Question 3: When she says that there is something wrong with her brain, how can I reply to her humorously? Suddenly, everyone became a thinker. Life is a painful thing. Modesty without inferiority, self-confidence without arrogance, and freedom without indulgence are difficult to achieve in one's life.
Question 4: The girlfriend said, Are you out of your mind? Where is it? How to answer? There should be no humor. Pay attention when taking a bath, for fear that men will get into the water.
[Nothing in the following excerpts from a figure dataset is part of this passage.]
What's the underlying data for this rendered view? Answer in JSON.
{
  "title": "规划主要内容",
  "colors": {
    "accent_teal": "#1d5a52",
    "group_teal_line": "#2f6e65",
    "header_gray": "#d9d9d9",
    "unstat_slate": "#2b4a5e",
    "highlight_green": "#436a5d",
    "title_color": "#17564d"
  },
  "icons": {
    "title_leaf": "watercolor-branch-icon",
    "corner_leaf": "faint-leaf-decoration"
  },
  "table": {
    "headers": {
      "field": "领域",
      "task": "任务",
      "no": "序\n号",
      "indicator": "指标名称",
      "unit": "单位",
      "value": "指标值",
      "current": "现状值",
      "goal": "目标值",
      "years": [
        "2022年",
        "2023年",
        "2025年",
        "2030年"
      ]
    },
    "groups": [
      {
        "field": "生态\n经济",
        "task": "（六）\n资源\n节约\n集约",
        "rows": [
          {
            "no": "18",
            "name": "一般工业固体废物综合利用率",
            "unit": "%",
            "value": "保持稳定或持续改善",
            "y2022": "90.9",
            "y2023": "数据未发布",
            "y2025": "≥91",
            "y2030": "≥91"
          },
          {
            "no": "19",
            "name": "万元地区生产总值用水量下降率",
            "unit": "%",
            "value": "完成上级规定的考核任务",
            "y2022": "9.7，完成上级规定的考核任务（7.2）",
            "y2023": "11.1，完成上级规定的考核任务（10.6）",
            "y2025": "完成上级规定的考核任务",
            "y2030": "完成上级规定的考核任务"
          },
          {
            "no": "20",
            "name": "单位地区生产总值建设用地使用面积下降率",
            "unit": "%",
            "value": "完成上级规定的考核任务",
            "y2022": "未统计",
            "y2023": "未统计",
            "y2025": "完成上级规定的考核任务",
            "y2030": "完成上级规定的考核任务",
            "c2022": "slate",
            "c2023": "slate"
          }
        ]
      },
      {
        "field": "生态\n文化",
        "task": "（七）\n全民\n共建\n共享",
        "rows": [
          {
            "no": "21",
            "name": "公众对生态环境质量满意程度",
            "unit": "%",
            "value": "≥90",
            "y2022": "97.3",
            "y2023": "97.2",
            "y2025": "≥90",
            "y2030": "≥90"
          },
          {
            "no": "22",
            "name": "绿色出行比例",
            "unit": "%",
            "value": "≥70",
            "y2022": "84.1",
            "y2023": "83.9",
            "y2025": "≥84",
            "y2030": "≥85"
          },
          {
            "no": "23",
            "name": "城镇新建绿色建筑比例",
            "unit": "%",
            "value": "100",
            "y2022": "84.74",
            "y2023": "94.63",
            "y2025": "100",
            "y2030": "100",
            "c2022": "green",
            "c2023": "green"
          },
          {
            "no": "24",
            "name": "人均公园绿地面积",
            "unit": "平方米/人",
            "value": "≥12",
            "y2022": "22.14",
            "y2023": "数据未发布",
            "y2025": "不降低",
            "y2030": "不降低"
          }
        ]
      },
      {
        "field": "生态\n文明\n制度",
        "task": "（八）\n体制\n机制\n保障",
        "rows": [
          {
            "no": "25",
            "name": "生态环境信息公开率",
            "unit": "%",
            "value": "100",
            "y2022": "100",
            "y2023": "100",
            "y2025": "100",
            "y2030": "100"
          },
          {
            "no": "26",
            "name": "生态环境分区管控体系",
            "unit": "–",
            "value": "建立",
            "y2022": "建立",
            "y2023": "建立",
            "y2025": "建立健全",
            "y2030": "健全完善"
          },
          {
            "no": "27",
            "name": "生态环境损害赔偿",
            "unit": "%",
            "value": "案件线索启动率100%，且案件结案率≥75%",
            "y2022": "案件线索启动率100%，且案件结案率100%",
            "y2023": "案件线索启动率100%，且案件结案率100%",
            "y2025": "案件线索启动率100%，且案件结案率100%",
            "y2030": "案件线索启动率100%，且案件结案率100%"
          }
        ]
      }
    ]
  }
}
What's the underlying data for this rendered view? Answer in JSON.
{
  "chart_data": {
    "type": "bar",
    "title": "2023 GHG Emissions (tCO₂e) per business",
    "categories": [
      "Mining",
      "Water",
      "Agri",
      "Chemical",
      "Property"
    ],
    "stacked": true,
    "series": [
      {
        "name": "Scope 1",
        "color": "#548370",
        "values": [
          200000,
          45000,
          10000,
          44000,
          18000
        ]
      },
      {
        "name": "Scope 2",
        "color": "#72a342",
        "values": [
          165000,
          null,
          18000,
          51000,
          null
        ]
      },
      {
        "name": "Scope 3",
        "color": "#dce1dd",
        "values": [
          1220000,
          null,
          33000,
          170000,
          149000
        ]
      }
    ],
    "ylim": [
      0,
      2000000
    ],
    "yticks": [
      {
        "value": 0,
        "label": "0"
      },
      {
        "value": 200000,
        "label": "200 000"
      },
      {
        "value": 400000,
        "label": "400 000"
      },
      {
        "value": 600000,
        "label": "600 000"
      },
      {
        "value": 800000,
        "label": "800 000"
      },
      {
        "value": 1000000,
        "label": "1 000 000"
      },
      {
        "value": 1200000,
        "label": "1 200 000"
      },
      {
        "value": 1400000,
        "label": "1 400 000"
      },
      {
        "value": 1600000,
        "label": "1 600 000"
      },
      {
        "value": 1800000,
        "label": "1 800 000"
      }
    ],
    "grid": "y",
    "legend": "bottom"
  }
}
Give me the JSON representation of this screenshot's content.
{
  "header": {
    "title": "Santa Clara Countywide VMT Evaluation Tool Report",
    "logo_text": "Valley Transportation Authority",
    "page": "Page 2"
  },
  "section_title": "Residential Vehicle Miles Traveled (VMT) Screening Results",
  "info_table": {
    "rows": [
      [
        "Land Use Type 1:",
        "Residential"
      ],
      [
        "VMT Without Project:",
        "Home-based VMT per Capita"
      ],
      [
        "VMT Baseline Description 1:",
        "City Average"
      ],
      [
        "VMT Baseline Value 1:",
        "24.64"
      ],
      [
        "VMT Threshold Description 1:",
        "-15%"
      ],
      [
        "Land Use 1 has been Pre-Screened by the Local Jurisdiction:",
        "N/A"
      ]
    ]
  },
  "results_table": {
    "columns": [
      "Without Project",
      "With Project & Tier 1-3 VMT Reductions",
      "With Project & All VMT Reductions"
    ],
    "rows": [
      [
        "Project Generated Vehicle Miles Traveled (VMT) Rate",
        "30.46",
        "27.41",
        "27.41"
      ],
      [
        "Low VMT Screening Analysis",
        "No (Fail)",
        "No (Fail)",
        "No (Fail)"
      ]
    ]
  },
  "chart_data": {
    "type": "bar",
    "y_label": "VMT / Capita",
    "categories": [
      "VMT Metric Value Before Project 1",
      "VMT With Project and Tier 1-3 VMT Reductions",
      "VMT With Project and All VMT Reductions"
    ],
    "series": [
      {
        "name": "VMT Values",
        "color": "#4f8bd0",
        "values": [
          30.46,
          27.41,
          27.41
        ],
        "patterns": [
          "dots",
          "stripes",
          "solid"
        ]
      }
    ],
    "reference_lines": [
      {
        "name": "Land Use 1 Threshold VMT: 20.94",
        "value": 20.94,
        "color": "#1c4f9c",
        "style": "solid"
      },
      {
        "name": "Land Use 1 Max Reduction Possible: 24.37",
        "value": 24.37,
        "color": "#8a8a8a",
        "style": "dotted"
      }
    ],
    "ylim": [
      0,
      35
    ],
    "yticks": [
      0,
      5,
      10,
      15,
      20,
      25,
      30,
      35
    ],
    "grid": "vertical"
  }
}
Question 5: If someone says you are nc/ neurotic/brain-damaged, how do you reply? Do you have any medicine? Can it be cured? Have you ever had this disease? I think I'm healthy. You are the one who is sick, aren't you?
Or you can ignore him. I think this is the best response. Just like you were bitten by a dog on the side of the road. You mean you'll come and bite the dog for revenge? What did you say?/Sorry?
Question 6: Ask Baidu, the strongest Baidu in history, who knows God's question and who is on Du Jie's reply tower!
Question 7: I sent a message about being unable to sleep. Others said it was cross-criticism: tossing and turning, asking God to reply with humor. It is windy today. I want to eat out at noon. I wanted to kindly remind her to wear a mask, but when I saw the low-cut dress she was wearing, my mind suddenly went into water. I told her that it was windy outside and it was all gray. Please put on your bra before you go out. The female colleague blushed slightly: "You, you know?"
Question 8: On the Internet, someone asked, "There is a big pit, several hundred meters deep. If you jump, what can you do to get out? " God replied, "I don't need anything else, just hahaha, well written!" " You must be crazy to jump into that pit! Jump into the hole as much as possible!
Question 9: Everyone says I don't have enough brains. Hehe, I guess no one will think their brains are enough, right?
Because if the brain is good enough,
Then you won't work for others.
On the contrary, I should be my own boss.